One and a half cheers to Malaysia’s new Prime Minister for revisiting that country’s affirmative action laws, one of its bigger barriers to success.
Najib Razak, who took office April 3, announced Wednesday that he is lifting some of the regulations designed to benefit ethnic Malays but that actually deter entrepreneurship and foreign investment. Chief among these is a rule that companies in many industries be at least 30% Malay-owned. That rule will end in some parts of the services sector, including computer services and parts of the tourism and health-care sectors.

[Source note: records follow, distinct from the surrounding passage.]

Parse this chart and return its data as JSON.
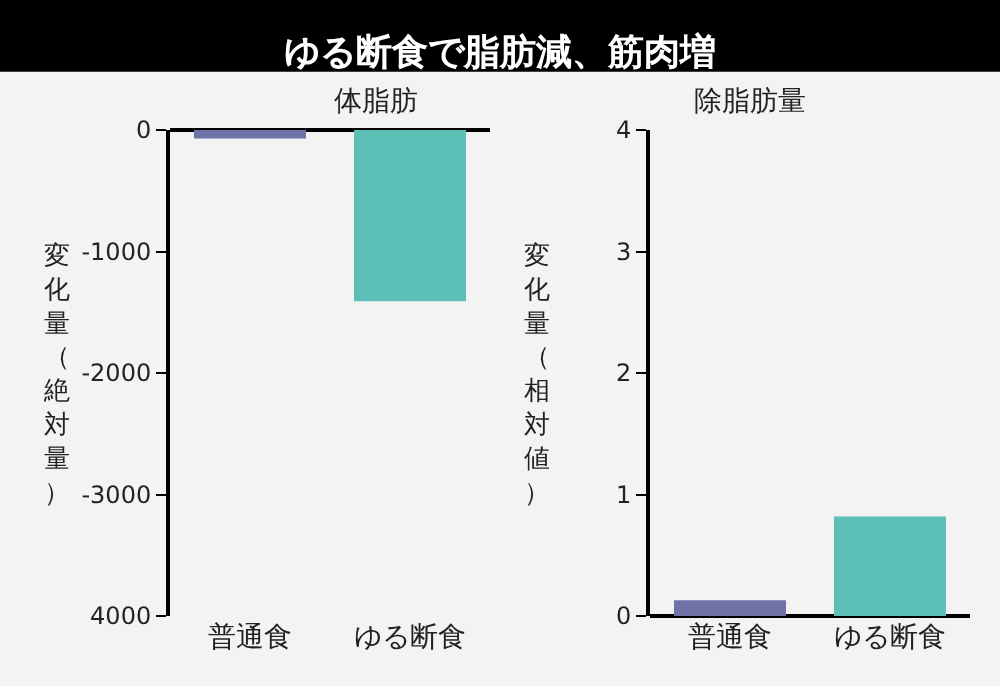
{
  "chart_data": [
    {
      "type": "bar",
      "title": "ゆる断食で脂肪減、筋肉増",
      "subtitle": "体脂肪",
      "ylabel": "変化量（絶対量）",
      "categories": [
        "普通食",
        "ゆる断食"
      ],
      "values": [
        -70,
        -1410
      ],
      "colors": [
        "#6f72a6",
        "#5bbfb5"
      ],
      "ylim": [
        -4000,
        0
      ],
      "yticks": [
        0,
        -1000,
        -2000,
        -3000,
        {
          "value": -4000,
          "label": "4000"
        }
      ],
      "grid": false
    },
    {
      "type": "bar",
      "subtitle": "除脂肪量",
      "ylabel": "変化量（相対値）",
      "categories": [
        "普通食",
        "ゆる断食"
      ],
      "values": [
        0.13,
        0.82
      ],
      "colors": [
        "#6f72a6",
        "#5bbfb5"
      ],
      "ylim": [
        0,
        4
      ],
      "yticks": [
        0,
        1,
        2,
        3,
        4
      ],
      "grid": false
    }
  ]
}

Wednesday’s liberalization applies only to a very narrowly defined set of businesses, such as travel agencies “for inbound travel only” and bars “in four- or five-star hotels only.” Retail, banking and manufacturing still have cumbersome ownership requirements and Mr. Najib has largely avoided liberalizing areas where his (mainly Malay) political supporters have strong vested interests.
When racial preference laws were passed in the 1970s, the purpose was to defuse race rioting by poor Malays directed at more prosperous Chinese and Indian Malaysians. Over time they have made the country poorer than it could have been by stifling entrepreneurship. The policies are also a consideration for foreign investors, who often find their businesses subject to laws requiring a certain percentage of Malay ownership or hiring quotas.
Malaysians increasingly understand these policies are holding them back — witness the opposition’s conclusion that opposing them is smart politics. Mr. Najib may be trying in part to co-opt his political opponents. Whatever his motive, he would be smart to continue on this anti-affirmative-action jag, as he says he will do next week with an announcement on financial services.
Since the New Economic Policy was announced in 1971, Malaysia’s preferential treatment of Malays in education and business has hampered growth and soured the nation’s politics. If the country can now move past these race-based policies, its economy and democracy will benefit.